Was tun gegen Ohrenschmalz?

Ohrenschmalz ist eine schützende Schicht im Gehörgang, zwischen dem Trommelfell und der Ohrmuschel, welche wichtig für die Selbstreinigung des äußeren Gehörgangs ist. Ohrenschmalz besteht aus abgesonderten Fetten der Orenschmalzdrüsen, aus Hautschuppen und aus Staubpartikeln – es ist etwas ganz natürliches. Dies ist völlig normal, da die Haut sich ständig schuppt und weil sie sich ständig erneuert.

In erster Linie kann man nach dem Duschen immer Wattestäbchen verwenden, was für viele zur Körperpflege dazu gehört, jedoch sollte man aufpassen, da sich mit der Zeit ein immer größer werdender Teil an Ohrenschmalz nach hinten verschiebt und sich so ein „Pfropfen“ bildet. Wer die Stäbchen länger nicht benutzt, der findet große Ansammlungen Ohrenschmalz in seinem Ohr, die dann auch zu Problemen führen können. Folglich eine Verstopfung des Gehörgangs. Bei getrocknetem, festen Ohrenschmalz helfen verschiedene Ohrentropfen oder aber auch Olivenöl zur Aufweichung und so zum leichteren Entfernen.

Ohrenschmalz richtig entfernen?!

gegen-ohrenschmalzWie bereits erwähnt, kann man sein Ohr zwar mit einem Wattestäbchen vorerst reinigen, sehr gesund ist diese Herangehensweise aber nicht.
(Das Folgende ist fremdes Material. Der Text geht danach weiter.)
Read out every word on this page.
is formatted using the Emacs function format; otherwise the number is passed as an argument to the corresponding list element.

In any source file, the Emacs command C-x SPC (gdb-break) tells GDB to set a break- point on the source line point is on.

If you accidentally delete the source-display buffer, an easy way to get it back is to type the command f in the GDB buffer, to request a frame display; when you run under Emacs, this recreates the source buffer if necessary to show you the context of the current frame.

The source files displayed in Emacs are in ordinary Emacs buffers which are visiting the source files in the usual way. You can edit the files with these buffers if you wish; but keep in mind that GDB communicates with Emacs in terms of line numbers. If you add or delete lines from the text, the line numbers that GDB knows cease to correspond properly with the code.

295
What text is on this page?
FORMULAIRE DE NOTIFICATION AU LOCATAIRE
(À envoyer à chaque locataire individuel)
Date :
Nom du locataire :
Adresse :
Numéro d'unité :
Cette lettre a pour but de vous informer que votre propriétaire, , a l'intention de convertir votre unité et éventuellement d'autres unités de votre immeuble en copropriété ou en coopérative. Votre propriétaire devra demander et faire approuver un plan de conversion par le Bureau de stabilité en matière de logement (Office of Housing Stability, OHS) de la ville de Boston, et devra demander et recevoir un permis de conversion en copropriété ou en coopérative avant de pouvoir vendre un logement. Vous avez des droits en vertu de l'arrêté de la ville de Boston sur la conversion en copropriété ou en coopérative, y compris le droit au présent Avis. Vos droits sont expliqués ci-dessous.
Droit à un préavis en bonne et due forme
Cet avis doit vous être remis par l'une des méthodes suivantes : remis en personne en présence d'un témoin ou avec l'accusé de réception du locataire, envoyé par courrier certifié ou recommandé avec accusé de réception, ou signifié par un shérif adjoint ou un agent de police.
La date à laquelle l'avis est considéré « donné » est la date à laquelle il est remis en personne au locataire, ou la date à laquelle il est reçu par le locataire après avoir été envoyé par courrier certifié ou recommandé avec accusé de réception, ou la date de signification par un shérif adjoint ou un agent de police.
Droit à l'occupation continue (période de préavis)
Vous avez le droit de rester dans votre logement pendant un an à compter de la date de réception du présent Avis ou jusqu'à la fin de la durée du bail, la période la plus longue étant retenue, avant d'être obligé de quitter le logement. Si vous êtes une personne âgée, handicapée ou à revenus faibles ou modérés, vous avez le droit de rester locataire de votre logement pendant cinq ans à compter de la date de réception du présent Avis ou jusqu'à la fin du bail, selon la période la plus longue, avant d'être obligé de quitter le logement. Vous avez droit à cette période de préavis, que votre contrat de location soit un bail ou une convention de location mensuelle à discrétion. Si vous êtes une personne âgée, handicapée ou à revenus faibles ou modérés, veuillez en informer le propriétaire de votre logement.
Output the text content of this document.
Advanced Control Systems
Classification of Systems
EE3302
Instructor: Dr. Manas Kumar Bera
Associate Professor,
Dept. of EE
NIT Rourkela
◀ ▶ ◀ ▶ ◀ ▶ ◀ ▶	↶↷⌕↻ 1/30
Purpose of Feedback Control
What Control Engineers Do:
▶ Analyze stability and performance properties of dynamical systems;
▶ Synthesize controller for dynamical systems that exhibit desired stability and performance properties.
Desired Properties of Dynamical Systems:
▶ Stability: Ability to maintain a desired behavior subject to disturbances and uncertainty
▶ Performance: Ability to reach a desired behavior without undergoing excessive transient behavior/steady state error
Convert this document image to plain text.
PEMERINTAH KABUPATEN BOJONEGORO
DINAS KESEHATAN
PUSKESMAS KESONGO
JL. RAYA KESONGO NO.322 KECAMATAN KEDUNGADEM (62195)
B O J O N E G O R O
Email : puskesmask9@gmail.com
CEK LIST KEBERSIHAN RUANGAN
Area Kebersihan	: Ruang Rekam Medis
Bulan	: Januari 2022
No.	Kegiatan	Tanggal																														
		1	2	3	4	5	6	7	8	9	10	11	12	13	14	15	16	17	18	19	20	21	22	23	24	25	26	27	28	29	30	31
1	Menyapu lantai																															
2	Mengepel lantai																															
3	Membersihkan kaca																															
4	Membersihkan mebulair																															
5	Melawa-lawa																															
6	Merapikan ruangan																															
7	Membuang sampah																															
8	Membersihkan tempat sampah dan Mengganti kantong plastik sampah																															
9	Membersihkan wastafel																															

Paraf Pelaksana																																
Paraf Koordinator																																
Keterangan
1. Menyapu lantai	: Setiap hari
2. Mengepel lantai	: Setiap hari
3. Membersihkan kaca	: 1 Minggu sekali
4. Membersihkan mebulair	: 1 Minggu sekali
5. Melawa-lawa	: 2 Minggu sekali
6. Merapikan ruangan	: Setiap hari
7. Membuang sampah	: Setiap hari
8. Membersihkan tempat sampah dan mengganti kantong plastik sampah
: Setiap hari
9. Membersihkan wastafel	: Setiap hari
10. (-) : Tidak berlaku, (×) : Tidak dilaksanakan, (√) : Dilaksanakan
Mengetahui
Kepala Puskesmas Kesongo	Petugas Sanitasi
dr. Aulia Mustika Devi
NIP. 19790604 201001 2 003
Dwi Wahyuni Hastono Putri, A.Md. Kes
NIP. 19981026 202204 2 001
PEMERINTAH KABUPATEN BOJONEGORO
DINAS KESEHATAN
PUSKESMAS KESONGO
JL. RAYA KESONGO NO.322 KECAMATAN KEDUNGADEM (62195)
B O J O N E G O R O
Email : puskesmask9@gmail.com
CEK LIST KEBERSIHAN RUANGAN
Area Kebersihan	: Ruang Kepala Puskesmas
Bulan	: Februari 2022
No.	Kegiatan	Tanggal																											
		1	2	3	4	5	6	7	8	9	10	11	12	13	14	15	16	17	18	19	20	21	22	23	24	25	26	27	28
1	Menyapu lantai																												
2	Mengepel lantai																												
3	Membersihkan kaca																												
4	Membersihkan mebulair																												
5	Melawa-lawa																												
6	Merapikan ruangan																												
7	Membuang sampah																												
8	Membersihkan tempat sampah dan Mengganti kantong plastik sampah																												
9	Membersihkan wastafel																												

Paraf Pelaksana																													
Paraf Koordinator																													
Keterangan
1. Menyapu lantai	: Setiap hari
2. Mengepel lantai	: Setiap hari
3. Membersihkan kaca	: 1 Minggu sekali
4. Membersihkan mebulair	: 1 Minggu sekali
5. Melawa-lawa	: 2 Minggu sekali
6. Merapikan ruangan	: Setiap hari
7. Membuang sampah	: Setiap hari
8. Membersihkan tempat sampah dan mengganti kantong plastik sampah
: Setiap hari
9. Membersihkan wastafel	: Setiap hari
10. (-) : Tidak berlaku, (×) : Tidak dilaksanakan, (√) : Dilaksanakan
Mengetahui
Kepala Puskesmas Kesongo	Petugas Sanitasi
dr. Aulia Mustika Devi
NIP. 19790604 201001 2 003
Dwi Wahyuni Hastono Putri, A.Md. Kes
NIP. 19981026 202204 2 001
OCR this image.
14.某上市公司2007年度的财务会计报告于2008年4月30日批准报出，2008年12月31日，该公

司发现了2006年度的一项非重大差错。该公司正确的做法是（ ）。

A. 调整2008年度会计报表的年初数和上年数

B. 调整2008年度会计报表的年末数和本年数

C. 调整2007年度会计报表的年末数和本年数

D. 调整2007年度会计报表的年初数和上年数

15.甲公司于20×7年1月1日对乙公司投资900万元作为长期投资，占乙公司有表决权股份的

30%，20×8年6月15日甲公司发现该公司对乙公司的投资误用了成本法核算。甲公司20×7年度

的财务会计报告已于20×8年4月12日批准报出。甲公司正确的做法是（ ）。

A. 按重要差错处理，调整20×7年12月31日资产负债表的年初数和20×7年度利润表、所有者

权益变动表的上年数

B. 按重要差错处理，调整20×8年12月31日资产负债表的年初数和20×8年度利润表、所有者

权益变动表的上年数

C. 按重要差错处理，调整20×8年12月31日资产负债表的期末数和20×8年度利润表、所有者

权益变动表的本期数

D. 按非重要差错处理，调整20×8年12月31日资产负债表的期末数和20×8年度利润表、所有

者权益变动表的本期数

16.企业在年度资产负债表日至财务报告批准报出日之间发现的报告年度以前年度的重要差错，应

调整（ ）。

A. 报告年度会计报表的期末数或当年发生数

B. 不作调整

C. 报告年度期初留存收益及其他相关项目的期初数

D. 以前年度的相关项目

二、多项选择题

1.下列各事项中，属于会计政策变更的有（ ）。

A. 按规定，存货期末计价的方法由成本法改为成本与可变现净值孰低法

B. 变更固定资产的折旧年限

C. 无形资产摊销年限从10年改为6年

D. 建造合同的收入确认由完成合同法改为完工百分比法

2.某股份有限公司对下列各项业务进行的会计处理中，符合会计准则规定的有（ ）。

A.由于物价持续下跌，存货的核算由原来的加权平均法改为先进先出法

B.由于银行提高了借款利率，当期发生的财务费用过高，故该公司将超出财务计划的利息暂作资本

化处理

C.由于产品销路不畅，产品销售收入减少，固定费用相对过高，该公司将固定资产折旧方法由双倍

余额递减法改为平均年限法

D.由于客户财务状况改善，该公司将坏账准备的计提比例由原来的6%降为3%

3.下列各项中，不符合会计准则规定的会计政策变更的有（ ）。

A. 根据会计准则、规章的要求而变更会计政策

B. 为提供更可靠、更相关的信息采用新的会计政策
Auch andere dünne Gegenstände sollte man nicht zum Reinigen des Gehörgangs benutzen. Man überlässt dem Ohr bestenfalls einfach selbst die Arbeit. Wenn etwas Ohrenschmalz an der Ohrmuschel haftet, kann man es vorsichtig mit einem feuchten Tuch oder einem Wattestäbchen abwischen.

Man kann auch nach dem Duschen körperwarmes Wasser ins Ohr laufen lassen und das verflüssigte Sekret mit einem Tempo abtupfen. Wenn man aber zu viel Schmalz hat, quillt es durch das Wasser auf und verstopft das Ohr. Bei überschüssigem Ohrenschmalz ist es am besten zu einem Arzt zu gehen und es sich professionell entfernen zu lassen.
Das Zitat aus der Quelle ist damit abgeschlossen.